Volkswagen Enters Sri Lanka With Made-in-India Taigun And Virtus

Skoda Auto Volkswagen India (SAVWIPL) on 29 May launched the Volkswagen brand in Sri Lanka through local distributor Continental Cars and Commercials Ltd, kicking off operations with the Taigun SUV and Virtus sedan. Both cars are built at the Chakan plant in Pune and shipped from India under SAVWIPL's export-led regional strategy.
What was announced
Skoda Auto Volkswagen India Pvt Ltd announced the formal entry of the Volkswagen passenger car brand into Sri Lanka on Friday, 29 May 2026. The rollout is handled by local partner Continental Cars and Commercials Ltd, which will manage retail and after-sales. Both launch models, the Taigun mid-size SUV and the Virtus sedan, are manufactured at SAVWIPL's Chakan facility near Pune and exported from India.
SAVWIPL is now using India as the export hub for a full Volkswagen brand rollout, not just shipping cars in ones and twos.
As part of the launch, a 3S (sales, service and spares) dealership has been opened in Sri Jayewardenepura Kotte, on the outskirts of Colombo. SAVWIPL says the workshop is equipped with more than 20 service bays to handle both Taigun and Virtus customers from day one.

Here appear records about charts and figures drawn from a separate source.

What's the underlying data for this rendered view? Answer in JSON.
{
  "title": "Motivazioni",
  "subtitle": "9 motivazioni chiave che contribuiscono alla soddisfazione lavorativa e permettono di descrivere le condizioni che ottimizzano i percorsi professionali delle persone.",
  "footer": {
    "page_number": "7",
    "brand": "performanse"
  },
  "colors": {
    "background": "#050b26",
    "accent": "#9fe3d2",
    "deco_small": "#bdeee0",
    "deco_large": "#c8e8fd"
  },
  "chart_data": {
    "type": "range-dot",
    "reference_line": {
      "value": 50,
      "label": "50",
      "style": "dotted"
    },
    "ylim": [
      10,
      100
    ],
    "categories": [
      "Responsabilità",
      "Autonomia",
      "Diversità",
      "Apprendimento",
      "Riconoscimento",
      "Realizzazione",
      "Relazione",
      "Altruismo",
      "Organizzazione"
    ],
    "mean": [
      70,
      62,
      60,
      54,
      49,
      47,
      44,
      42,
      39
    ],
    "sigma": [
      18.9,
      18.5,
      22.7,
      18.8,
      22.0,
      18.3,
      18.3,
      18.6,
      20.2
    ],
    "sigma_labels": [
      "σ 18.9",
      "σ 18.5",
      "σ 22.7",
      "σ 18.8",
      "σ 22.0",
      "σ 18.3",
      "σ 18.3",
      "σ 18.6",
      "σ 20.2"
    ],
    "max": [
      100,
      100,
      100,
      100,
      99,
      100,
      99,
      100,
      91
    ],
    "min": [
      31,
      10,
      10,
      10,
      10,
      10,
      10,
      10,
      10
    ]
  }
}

Piyush Arora, MD and CEO of SAVWIPL, said in the announcement: "With our partner Continental Cars and Commercials Ltd, we are proud to introduce Volkswagen in Sri Lanka, beginning with the Taigun SUV and Virtus sedan." The company has not disclosed Sri Lankan pricing or volume targets in the official statement, but confirmed that both cars are part of its India-led export programme that already ships Volkswagen and Skoda models to markets across the Middle East, ASEAN and now South Asia.
| Item | Detail |
|---|---|
| Launch date | 29 May 2026 |
| Models | Taigun SUV, Virtus sedan |
| Built at | Chakan plant, Pune |
| Local partner | Continental Cars and Commercials Ltd |
| Dealership | 3S facility, Sri Jayewardenepura Kotte, 20+ bays |
The Car Jury verdict
This is a quiet but meaningful win for Chakan. Sri Lanka is a small market, but SAVWIPL is now using India as the export hub for a full Volkswagen brand rollout, not just shipping cars in ones and twos. The Taigun and Virtus are the right openers: both are TCJ BUY-rated cars, both run the proven 1.0 and 1.5 TSI petrols, and both have the build quality Indian buyers in the segment quietly envy.
The catch, as Rachit Hirani of MotorOctane has noted about the Taigun's feature set, is that some kit Volkswagen offers elsewhere is still not on these cars. A 3S facility with 20-plus bays near Colombo is a serious commitment, though. For Pune, this is validation; for buyers here, it is a reminder that the India-built Volkswagens are good enough to anchor a country launch.